Mushroom Classification: Will I die if I eat this? Classifying mushrooms by their different physical features using machine learning techniques in order to determine if they are poisonous or not.
Mushrooms are the Mariana Trench of land. We only know so much about them and one reason for this is they are so hard to identify. With a lot of species looking the same it can be hard to figure out which one we're looking at. In recent years mycology, the study of mushrooms, has made leaps into what we know about the mysterious fungi, from collecting data, finding new (and even rare) species and documenting as much as possible. We now know more than ever. There's one issue though. There are a lot of amateur mushroom enthusiasts and people who are interested in cooking wild mushrooms but with the difficulty of identifying mushrooms it's hard to tell if they are edible or not. You have many species of mushroom that look the same, have the same cap shape, same color, same size, but the spores of the mushrooms have different colors or the stem as a different texture. The idea is to have computers to learn which mushrooms may or may not be edible in order to better inform us about the mystery of fungi.
The data that will be used for this project is from Kaggle.com. The data on Kaggle is originally from the UCI Machine Learning repository. The specific data is mock data from “23 species of gilled mushrooms in the Agaricus and Lepiota Family Mushroom”. Each mushroom is titled edible, non edible, unknown or not recommended. They have numerous physical features including cap-shape, cap-surface, cap-color, bruises, odor, gill-attachment, gill-spacing, gill-size, gill-color, stalk-shape, stalk-root, stalk-surface-above-ring, stalk-surface-below-ring, stalk-color-above-ring, stalk-color-below-ring, veil-type, veil-color, ring-number, ring-type, spore-print-color, population, habitat. https://www.kaggle.com/uciml/mushroom-classification.
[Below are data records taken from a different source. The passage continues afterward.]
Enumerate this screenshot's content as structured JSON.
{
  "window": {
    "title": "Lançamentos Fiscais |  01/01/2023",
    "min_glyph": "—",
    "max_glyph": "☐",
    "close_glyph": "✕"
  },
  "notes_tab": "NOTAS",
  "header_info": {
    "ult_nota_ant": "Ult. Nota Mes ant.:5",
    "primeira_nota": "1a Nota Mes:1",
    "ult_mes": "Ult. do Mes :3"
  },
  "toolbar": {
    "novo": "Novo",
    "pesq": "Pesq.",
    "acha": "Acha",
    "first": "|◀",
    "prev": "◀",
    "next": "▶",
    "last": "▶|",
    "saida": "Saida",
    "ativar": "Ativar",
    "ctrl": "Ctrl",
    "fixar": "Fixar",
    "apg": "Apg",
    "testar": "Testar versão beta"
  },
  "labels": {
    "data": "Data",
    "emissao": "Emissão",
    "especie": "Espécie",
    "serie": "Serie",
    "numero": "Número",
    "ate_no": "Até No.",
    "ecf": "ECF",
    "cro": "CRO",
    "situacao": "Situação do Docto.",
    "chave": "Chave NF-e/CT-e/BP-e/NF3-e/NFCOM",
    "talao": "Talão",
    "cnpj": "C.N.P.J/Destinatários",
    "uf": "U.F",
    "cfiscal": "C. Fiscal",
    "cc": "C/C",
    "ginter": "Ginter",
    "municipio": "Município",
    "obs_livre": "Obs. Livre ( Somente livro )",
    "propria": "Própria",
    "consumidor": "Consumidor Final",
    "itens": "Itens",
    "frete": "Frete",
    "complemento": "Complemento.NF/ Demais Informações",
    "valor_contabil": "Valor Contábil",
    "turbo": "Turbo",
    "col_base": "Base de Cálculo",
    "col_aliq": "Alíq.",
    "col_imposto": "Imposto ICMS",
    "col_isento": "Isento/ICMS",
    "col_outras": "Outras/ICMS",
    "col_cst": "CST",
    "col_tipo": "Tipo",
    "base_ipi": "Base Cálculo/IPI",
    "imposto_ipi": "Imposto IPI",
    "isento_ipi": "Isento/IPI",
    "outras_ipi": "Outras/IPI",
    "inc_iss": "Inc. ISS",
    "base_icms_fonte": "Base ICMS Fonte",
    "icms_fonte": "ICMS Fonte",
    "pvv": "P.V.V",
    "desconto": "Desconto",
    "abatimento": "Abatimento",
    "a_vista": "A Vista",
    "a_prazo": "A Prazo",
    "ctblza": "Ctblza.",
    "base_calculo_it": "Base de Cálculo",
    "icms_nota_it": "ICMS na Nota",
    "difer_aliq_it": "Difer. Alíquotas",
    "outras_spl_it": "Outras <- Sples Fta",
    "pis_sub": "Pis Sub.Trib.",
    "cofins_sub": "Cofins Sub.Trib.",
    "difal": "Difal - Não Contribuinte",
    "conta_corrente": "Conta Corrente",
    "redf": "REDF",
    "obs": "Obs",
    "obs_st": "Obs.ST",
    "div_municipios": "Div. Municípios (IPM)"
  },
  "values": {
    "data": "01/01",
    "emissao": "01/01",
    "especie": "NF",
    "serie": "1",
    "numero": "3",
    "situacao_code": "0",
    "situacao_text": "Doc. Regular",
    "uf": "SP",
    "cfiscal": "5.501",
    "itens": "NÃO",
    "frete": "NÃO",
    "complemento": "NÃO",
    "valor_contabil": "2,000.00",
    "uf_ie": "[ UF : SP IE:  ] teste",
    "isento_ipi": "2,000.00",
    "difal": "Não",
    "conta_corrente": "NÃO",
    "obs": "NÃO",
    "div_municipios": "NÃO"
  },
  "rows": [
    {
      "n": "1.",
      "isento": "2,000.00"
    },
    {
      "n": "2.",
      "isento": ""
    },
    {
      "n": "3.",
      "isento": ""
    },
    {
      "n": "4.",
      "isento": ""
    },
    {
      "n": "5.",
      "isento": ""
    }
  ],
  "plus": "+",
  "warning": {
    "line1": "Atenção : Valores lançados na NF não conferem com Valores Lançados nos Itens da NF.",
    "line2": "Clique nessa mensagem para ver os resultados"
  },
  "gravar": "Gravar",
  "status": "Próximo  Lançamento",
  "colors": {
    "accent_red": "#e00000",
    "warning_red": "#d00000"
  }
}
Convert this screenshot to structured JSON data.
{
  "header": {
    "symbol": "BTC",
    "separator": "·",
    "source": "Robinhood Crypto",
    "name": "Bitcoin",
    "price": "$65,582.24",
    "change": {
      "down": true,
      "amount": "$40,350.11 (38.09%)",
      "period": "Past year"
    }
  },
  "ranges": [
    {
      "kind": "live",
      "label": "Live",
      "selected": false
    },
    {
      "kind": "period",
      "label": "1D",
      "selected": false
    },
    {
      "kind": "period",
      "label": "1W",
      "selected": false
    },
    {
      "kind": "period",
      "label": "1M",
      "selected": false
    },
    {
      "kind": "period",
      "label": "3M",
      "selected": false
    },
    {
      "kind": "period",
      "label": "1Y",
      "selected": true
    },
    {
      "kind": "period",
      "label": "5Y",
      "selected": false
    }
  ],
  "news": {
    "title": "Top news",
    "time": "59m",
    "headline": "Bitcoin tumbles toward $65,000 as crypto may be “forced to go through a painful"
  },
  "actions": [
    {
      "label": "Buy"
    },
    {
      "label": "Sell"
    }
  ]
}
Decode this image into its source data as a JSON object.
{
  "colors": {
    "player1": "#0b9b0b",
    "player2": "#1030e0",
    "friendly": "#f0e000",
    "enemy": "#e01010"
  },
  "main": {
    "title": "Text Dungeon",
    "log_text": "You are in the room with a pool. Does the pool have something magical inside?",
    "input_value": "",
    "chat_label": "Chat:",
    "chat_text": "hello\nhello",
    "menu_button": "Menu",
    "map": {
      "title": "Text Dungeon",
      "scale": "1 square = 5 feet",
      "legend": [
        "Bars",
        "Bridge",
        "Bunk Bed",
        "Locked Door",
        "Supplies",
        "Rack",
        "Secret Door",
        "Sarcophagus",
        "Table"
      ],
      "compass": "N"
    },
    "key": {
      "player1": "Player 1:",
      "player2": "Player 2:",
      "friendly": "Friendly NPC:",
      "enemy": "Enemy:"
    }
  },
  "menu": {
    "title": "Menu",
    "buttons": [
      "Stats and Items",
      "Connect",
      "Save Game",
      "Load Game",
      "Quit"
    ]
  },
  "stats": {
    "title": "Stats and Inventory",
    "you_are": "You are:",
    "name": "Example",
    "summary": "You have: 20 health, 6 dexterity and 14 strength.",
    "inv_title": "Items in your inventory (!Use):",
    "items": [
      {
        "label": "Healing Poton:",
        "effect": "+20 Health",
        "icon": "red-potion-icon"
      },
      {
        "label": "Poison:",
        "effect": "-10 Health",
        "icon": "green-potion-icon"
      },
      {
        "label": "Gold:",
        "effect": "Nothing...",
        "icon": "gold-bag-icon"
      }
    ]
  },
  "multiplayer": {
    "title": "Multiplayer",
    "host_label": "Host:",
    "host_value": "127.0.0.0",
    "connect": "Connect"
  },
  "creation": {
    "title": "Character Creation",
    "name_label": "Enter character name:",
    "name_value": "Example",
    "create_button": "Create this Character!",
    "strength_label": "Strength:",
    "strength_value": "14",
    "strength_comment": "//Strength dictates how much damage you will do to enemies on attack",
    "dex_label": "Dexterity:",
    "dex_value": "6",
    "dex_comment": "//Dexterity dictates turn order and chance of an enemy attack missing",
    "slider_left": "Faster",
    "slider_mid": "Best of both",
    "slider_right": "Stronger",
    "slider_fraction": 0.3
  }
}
The plan is to evaluate classification using numerous methods and see which one is best. SVM, neural network, logistic regression and possibly others if there is time to experiment with them.
This project will be done by both Matthew Becker and Aidan DeBolt.
I have already downloaded the data set. Since everything is in string format I have switched over to numerical classification just for ease. Next is to plot everything to see what we’re looking at.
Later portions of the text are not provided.